The tribulation, or the rapture are not topics which Catholics hear much about. Often one of Candy's posts on this topic will have Catholics scratching their heads, because they have no idea what she is talking about. Do Catholics believe this, or not?
We have done several posts on the end times here at VTC, mostly centering around the identity of the Whore of Babylon, for obvious reasons. Elena has these on the sidebar, or you can choose the "Whore of Babylon" tag at the bottom of this post.
This post gives several resources for how the early Christians interpreted Revelation.
Joy at Coffee With Candy has a series on the end times, as well.
As far as I have been able to tell, the Catholic Church is amillenial, meaning we do not believe that all of these things which Candy says are going to happen, will happen. There will be a time of tribulation, and then Jesus will return.
From Catholic Answers:
The amillennial view interprets Revelation 20 symbolically and sees the millennium not as an earthly golden age in which the world will be totally Christianized, but as the present period of Christ’s rule in heaven and on the earth through his Church. This was the view of the Protestant Reformers and is still the most common view among traditional Protestants, though not among most of the newer Evangelical and Fundamentalist groups.
Amillennialists also believe in the coexistence of good and evil on earth until the end. The tension that exists on earth between the righteous and the wicked will be resolved only by Christ’s return at the end of time. The golden age of the millennium is instead the heavenly reign of Christ with the saints, in which the Church on earth participates to some degree, though not in the glorious way it will at the Second Coming.
Amillennialists point out that the thrones of the saints who reign with Christ during the millennium appear to be set in heaven (Rev. 20:4; cf. 4:4, 11:16) and that the text nowhere states that Christ is on earth during this reign with the saints.
They explain that, although the world will never be fully Christianized until the Second Coming, the millennium does have effects on earth in that Satan is bound in such a way that he cannot deceive the nations by hindering the preaching of the gospel (Rev. 20:3). They point out that Jesus spoke of the necessity of "binding the strong man" (Satan) in order to plunder his house by rescuing people from his grip (Matt. 12:29). When the disciples returned from a tour of preaching the gospel, rejoicing at how demons were subject to them, Jesus declared, "I saw Satan fall like lightning" (Luke 10:18). Thus for the gospel to move forward at all in the world, it is necessary for Satan to be bound in one sense, even if he may still be active in attacking individuals (1 Pet. 5:8).
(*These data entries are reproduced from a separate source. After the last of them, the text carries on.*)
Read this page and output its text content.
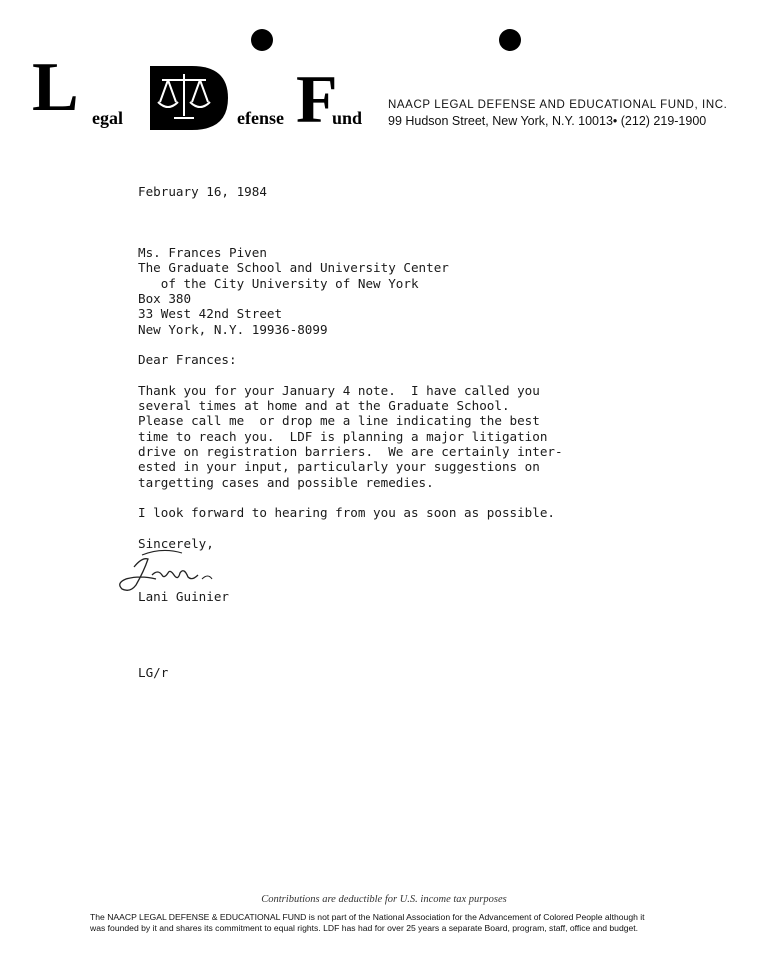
L egal	efense F
und
NAACP LEGAL DEFENSE AND EDUCATIONAL FUND, INC.
99 Hudson Street, New York, N.Y. 10013• (212) 219-1900
February 16, 1984
Ms. Frances Piven
The Graduate School and University Center
of the City University of New York
Box 380
33 West 42nd Street
New York, N.Y. 19936-8099
Dear Frances:
Thank you for your January 4 note.  I have called you
several times at home and at the Graduate School.
Please call me  or drop me a line indicating the best
time to reach you.  LDF is planning a major litigation
drive on registration barriers.  We are certainly inter-
ested in your input, particularly your suggestions on
targetting cases and possible remedies.
I look forward to hearing from you as soon as possible.
Sincerely,
Lani Guinier
LG/r
Contributions are deductible for U.S. income tax purposes
The NAACP LEGAL DEFENSE & EDUCATIONAL FUND is not part of the National Association for the Advancement of Colored People although it
was founded by it and shares its commitment to equal rights. LDF has had for over 25 years a separate Board, program, staff, office and budget.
This section of the Catechism deals with "From thence He shall come again to judge the living and the dead":
680 Christ the Lord already reigns through the Church, but all the things of this world are not yet subjected to him. The triumph of Christ's kingdom will not come about without one last assault by the powers of evil.
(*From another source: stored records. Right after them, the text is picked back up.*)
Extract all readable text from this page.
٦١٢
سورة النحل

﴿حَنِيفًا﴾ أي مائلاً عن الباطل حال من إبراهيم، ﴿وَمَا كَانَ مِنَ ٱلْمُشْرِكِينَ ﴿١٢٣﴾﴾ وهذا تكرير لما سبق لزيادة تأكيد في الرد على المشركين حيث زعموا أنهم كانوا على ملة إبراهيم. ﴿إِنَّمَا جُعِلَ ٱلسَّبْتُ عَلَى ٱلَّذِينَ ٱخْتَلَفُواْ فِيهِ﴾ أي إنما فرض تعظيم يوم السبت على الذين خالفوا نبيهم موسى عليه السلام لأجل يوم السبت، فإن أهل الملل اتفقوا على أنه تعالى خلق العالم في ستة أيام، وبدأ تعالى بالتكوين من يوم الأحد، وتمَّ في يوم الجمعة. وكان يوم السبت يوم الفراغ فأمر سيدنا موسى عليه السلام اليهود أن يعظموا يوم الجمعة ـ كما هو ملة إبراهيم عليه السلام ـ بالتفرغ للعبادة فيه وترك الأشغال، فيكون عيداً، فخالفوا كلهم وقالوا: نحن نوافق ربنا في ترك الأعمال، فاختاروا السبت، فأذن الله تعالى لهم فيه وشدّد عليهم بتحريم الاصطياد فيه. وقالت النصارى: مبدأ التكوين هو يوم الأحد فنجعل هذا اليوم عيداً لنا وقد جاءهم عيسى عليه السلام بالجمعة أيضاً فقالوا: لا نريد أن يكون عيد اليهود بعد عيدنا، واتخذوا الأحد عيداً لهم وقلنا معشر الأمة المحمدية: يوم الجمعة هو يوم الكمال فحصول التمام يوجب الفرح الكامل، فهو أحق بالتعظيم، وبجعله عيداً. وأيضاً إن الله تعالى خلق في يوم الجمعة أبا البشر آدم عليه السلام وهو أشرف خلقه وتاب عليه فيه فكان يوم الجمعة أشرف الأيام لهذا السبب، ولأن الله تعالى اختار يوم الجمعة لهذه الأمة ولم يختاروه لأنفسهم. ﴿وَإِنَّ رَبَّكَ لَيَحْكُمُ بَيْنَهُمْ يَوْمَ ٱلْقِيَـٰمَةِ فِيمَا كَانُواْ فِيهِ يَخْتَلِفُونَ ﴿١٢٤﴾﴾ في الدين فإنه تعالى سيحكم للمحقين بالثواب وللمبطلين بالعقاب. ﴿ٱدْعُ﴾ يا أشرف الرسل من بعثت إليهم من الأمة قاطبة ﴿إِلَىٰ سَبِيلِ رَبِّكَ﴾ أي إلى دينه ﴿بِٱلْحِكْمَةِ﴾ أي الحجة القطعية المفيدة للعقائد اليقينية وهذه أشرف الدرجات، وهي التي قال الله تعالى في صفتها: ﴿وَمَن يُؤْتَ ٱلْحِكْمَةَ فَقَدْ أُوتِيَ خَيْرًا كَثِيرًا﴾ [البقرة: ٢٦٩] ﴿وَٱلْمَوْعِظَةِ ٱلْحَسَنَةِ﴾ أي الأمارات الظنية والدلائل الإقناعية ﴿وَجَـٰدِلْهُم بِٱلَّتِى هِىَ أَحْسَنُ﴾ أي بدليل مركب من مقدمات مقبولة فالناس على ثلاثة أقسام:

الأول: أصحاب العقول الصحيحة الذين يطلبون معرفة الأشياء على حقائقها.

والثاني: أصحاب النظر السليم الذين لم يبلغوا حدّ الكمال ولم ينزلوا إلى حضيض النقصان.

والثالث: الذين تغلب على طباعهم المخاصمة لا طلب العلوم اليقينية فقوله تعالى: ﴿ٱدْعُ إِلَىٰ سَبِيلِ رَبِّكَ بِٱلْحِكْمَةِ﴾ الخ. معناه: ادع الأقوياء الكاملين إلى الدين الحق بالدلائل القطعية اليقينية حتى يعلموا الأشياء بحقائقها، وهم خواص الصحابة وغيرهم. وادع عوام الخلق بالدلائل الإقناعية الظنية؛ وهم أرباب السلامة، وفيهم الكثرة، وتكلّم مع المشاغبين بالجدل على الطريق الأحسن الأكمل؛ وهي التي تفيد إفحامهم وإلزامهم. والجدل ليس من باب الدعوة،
681 On Judgment Day at the end of the world, Christ will come in glory to achieve the definitive triumph of good over evil which, like the wheat and the tares, have grown up together in the course of history.
682 When he comes at the end of time to judge the living and the dead, the glorious Christ will reveal the secret disposition of hearts and will render to each man according to his works, and according to his acceptance or refusal of grace.